Michael Ross, President of Fidelity Bank in Dearborn, Michigan recently turned down $29m in previously requested funds. He explains the reasons for bailing on the bailout:
But as details emerged, the deal didn’t look so good. For Fidelity, taking the money would mean the government would have owned about 25 percent of the company’s outstanding stock. Then Congress and the White House could start calling the shots, Ross said. He remembers the government’s failure overseeing Freddie Mac and its sister company, Fannie Mae, the two housing companies so badly mismanaged they were taken over by the Bush administration.
“These are the guys who brought you Hurricane Katrina. These are the guys who were supposed to be watching Fannie and Freddie,” Ross said. “I’ve not seen anything like this, where they really are talking about nationalizing banks.”
If you take government funds, you get politicians telling you how to run your business:
Much of the criticism about the bailout has focused on the lack of oversight, which allowed banks to take money and refuse to say where it’s going. Wall Street executives, who make millions of dollars and enjoy lavish perks like private jets, earned the ire of consumer watchdogs who said taxpayers were getting a raw deal.
But some community banks, which had little or nothing to do with the subprime mortgage crisis, say the deal didn’t look great for them, either.
Congress wants banks to make loans, so businesses can expand and people can start buying houses again. But lawmakers also want them to make only trustworthy loans. But there are only so many good loans to make in a weak economy with high unemployment.
Explaining that to investors is easy. To politicians, it might looks like you’re hoarding taxpayer money.
“Then what? Then they have a guy at our board meeting?” said William Campbell, president of Pamrapo Savings Bank, a Bayonne, N.J., bank that walked away from its $11 million bailout application.

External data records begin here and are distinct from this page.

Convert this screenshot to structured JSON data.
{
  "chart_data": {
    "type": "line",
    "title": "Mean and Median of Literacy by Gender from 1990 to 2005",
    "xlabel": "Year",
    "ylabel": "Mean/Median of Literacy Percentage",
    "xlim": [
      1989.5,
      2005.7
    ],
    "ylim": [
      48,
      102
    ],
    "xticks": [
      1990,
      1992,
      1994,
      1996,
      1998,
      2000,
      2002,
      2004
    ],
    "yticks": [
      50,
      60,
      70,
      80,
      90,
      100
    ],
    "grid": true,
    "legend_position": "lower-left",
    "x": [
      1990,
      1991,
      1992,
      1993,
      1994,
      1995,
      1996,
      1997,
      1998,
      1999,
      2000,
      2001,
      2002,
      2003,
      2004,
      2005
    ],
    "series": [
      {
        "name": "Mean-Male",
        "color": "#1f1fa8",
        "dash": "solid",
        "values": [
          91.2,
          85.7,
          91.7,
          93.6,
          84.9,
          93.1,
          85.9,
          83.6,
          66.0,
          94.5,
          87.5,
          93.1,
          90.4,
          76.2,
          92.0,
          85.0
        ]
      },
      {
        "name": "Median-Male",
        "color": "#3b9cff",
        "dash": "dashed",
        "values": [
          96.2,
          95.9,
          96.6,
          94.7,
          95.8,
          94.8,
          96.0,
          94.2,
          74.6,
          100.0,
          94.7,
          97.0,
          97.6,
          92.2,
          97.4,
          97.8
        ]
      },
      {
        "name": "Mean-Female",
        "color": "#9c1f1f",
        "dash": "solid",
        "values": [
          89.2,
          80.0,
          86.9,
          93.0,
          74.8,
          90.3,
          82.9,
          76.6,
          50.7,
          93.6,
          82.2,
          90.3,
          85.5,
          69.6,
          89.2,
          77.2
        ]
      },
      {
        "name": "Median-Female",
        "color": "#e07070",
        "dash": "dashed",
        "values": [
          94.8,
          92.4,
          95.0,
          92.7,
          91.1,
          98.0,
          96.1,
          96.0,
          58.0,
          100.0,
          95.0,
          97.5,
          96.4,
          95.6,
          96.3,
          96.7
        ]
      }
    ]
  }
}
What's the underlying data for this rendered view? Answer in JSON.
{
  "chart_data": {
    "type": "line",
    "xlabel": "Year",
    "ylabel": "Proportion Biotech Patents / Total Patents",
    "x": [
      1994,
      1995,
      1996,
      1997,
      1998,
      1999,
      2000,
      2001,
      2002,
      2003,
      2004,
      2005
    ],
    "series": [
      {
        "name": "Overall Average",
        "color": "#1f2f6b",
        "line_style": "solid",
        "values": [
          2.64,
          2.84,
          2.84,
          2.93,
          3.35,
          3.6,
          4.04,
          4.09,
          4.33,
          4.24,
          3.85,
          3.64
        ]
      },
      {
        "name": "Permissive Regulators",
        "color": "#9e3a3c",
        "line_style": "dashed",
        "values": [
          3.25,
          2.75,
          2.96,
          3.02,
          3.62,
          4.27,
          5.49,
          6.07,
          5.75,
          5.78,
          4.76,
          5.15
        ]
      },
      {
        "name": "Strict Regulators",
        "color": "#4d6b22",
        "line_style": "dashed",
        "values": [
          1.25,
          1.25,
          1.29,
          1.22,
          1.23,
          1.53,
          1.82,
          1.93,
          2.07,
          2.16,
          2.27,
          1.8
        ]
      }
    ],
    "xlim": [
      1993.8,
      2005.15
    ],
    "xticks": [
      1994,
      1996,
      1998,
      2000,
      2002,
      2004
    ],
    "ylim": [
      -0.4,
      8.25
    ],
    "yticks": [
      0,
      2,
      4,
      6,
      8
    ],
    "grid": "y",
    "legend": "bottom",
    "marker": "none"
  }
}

Most of the small banks around the country did not get involved in sub prime lending and are not in trouble. This should be a great time for them. Their largest competitors should be out of business and they should be gaining market share. Instead the government propped up their competitors with cheap capital. Kudos to Michael Ross and the other small bankers who are rejecting the government handout. If I lived in Dearborn, I’d be down there opening an account.